Kyrie Irving said before Game 1 of the Nets' first-round playoff series against the Celtics that he didn't intend to pay attention to the "extra noise" surrounding his return to Boston.
Clearly, his stance changed.
Irving not only paid attention to the heckling Sunday at TD Garden. He proactively fed into it, flipping off the Boston crowd and even shouting an obscenity at a fan as he returned to the locker room.
"Of all the athletes I've ever closely observed, no athlete marches to the beat of his own drummer -- a different drummer -- the way that Kyrie Irving does," Skip Bayless said on Monday's episode of "Undisputed" on FS1. "He wants to shatter every mold, in and out of basketball.

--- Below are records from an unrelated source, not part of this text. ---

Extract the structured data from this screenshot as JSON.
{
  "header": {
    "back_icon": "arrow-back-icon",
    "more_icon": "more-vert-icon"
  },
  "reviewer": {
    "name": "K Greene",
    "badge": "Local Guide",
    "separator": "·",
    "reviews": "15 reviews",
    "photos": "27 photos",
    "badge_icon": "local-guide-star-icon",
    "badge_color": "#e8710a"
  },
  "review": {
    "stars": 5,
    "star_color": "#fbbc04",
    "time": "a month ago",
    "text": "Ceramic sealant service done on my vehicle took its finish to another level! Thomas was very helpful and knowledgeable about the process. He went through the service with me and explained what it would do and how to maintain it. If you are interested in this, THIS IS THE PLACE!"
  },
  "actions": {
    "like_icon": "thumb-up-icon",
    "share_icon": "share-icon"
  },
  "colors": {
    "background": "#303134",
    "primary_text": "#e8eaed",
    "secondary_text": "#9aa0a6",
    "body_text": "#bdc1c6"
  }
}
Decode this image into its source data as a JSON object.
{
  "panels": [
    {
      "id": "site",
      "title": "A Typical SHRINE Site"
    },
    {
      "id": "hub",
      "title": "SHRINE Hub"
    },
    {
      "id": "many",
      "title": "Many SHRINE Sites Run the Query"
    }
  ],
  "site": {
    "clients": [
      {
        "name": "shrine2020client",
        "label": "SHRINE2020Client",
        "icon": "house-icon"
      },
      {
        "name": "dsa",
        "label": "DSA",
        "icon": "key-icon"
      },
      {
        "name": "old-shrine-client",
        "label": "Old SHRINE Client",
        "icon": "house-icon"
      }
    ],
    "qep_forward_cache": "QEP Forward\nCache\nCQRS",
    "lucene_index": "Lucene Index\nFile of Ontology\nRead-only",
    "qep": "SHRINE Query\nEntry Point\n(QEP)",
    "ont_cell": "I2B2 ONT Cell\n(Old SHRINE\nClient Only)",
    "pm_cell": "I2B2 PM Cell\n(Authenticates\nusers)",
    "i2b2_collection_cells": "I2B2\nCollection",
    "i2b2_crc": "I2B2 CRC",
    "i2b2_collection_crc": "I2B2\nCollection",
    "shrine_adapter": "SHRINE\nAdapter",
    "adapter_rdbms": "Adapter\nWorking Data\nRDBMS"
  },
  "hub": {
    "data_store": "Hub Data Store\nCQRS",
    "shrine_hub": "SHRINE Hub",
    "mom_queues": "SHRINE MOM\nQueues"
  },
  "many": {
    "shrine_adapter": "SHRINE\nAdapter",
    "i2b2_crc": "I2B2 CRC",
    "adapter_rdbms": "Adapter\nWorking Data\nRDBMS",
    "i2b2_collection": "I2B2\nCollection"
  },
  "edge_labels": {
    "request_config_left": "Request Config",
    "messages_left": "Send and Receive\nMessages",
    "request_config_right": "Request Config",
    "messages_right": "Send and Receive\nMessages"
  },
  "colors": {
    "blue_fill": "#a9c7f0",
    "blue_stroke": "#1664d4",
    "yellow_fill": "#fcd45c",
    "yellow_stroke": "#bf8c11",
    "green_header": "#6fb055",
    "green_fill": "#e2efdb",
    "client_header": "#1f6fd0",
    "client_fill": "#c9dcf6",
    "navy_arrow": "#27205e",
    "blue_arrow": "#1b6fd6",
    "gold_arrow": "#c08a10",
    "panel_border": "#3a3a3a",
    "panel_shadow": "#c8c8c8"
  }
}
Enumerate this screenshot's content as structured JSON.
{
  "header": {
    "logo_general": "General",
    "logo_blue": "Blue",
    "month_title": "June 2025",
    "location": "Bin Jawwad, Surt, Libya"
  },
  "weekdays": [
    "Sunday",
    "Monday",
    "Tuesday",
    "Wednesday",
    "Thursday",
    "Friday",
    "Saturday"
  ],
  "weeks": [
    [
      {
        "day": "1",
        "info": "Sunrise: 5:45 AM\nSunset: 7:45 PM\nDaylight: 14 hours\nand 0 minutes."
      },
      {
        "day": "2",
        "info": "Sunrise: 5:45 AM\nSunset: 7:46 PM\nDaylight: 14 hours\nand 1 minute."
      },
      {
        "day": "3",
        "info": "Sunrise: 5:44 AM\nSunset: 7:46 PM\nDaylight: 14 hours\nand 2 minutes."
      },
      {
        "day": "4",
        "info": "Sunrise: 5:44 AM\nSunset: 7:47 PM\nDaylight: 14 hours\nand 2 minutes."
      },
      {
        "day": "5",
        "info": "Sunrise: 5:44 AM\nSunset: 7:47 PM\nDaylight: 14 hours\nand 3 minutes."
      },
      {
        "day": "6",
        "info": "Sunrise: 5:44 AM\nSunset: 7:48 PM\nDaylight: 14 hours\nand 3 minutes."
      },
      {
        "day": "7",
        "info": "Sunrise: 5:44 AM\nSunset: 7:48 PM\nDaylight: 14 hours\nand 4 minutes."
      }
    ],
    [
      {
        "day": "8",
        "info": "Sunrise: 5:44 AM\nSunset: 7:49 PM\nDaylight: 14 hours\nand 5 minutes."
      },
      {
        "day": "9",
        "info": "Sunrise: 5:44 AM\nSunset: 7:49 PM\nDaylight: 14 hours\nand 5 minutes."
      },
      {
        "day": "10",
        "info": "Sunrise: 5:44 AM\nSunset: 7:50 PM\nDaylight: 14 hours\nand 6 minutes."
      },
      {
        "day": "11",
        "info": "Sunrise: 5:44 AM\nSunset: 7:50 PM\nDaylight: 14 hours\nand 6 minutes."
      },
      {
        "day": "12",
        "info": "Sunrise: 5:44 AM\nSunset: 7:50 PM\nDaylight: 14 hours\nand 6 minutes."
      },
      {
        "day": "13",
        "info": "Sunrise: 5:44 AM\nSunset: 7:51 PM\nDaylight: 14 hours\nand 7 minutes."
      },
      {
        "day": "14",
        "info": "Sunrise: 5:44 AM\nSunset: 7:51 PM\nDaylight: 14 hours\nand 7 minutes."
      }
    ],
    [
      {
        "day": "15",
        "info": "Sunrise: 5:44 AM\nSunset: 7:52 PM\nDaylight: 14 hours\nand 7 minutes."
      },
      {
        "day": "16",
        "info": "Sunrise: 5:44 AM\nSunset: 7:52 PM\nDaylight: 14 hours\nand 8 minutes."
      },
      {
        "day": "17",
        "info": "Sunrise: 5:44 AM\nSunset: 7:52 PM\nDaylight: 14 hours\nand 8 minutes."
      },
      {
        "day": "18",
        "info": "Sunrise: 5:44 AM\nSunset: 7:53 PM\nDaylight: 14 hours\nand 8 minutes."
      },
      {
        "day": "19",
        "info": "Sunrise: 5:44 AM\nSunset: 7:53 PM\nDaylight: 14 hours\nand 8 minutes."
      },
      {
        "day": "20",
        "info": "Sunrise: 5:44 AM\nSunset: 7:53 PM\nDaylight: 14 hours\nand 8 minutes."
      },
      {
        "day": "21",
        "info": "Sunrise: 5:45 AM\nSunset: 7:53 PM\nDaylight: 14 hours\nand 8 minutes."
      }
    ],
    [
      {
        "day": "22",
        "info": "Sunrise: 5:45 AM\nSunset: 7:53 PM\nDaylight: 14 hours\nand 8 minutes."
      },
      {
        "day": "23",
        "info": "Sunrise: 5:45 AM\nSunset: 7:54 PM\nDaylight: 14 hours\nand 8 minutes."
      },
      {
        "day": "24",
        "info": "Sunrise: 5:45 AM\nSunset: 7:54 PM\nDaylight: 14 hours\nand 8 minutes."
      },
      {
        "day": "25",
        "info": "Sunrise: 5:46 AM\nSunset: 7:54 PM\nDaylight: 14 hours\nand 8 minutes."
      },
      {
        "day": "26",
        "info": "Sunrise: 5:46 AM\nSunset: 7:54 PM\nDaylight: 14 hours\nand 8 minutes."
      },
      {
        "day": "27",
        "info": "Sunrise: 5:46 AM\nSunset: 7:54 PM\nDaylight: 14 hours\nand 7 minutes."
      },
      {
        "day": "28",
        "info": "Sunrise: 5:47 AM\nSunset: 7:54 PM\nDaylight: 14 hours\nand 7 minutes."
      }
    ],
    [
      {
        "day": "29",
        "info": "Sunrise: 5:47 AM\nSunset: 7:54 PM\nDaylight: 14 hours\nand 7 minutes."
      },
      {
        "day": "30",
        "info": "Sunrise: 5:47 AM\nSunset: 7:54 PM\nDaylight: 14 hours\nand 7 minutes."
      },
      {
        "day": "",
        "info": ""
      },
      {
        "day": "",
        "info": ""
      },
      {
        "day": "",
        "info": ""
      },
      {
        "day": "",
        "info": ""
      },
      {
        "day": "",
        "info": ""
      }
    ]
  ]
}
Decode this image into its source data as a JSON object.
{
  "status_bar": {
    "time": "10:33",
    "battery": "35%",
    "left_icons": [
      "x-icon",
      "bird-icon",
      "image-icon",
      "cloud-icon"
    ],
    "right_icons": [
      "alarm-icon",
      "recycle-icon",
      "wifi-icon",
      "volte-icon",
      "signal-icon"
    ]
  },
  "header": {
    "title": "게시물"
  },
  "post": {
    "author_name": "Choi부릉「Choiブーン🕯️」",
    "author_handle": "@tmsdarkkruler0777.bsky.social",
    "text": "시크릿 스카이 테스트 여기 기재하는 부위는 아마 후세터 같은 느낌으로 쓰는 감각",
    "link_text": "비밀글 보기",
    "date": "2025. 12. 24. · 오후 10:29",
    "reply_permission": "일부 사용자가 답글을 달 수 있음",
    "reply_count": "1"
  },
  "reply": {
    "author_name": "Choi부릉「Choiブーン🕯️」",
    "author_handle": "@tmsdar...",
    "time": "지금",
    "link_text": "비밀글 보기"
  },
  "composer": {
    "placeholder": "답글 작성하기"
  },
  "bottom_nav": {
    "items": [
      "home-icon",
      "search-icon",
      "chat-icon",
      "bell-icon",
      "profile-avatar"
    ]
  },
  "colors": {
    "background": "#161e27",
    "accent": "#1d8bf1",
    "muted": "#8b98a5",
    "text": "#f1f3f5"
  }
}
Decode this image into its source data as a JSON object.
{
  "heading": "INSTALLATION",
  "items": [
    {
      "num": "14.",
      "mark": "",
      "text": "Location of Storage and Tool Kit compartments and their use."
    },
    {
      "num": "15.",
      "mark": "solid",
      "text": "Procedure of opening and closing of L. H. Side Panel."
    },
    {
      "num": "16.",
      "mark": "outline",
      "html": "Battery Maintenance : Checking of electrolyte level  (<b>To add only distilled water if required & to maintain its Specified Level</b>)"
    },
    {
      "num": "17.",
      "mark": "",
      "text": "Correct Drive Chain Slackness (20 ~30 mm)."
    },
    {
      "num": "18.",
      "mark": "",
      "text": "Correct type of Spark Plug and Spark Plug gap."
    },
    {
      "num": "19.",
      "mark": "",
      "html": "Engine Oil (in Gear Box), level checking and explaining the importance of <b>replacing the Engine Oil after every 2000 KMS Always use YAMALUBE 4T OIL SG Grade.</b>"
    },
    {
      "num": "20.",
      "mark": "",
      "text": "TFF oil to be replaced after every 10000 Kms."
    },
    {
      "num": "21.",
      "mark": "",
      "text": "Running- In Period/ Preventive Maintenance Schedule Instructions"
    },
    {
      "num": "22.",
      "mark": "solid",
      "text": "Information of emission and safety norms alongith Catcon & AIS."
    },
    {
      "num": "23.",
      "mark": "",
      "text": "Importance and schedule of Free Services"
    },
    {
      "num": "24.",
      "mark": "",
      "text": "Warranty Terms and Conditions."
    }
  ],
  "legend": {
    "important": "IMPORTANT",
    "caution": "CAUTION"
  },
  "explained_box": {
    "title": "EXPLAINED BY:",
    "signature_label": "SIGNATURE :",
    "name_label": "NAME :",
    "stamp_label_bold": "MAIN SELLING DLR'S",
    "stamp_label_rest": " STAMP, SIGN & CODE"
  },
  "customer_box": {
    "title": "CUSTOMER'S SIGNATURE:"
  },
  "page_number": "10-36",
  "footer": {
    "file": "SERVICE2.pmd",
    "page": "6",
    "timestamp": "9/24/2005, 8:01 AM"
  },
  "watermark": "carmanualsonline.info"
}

He wants to change the world. This was a revolutionary approach to rabbit ears. This is Kyrie flipping the script on the fans and saying, 'Hey, I'm going to have the same energy. I'm going to go back at you just as hard as you come at me. I will respond in kind.' "
Flipping the script? Sure, that's one way to put it.
Or, it could just be the latest instance of Irving being wildly inconsistent with just about everything that comes out of his mouth. Kinda like that time he said he was going to re-sign with the Celtics so long as Boston would welcome him back.
Anyway, Irving was excellent Sunday despite Boston's 115-114 win. He put the Nets on his back, seemingly using the drama to his advantage, and had Brooklyn positioned to steal a series-opening victory until Jayson Tatum's buzzer-beater sent TD Garden into a frenzy.
"I must admit, having watched this so closely for so long, these players are sick and tired of the verbal abuse that they're forced to just live with, just suck up and swallow," Bayless said. " ... Now, it feels like the fans feel more empowered than ever, because they see the players getting fined and oftentimes they see that they're having an impact on the game. Well, this was the first time I can recall when they had a negative impact on the game. Because the more they heckled, the more they cursed, the more shots he made. He scored 18 points in the fourth quarter and very nearly stole this game right out from under them, because it appeared that Kyrie was actually feeding off their vitriol. He was fueled by the fans' fire.
"So, again, they're trying to get even with him, and in fact he turned the tables and said, 'I'm going to embrace -- what he called -- the dark side. I'm going to embrace it and I'm going to use it for my fuel.' Well, that was a beautiful thing to watch, because I don't really recall that ever happening quite to that extent. So, when you ask do I have a problem with this? I don't."
Of course, Irving firing back at Celtics fans the way he did Sunday only adds to the intrigue surrounding the playoff series, which features two teams with NBA Finals aspirations. It's fair to assume TD Garden will be rocking Wednesday night and that Irving will be on the receiving end of more heckling in Game 2.
"Again, I'm not advocating violence in return. I'm not advocating crossing the line and saying, 'If you want to go, let's go right here,' because obviously Kyrie's smarter than that," Bayless said. "But he is sending a powerful message back to the fans through his postgame remarks: 'I'm just not going to take it from you.'
"Now, will that escalate it when they play (Game 2)? You better believe it will. And yet will that continue to fuel Kyrie even more than ever? It might. And the more shots he makes, the quieter it will get at Boston Garden."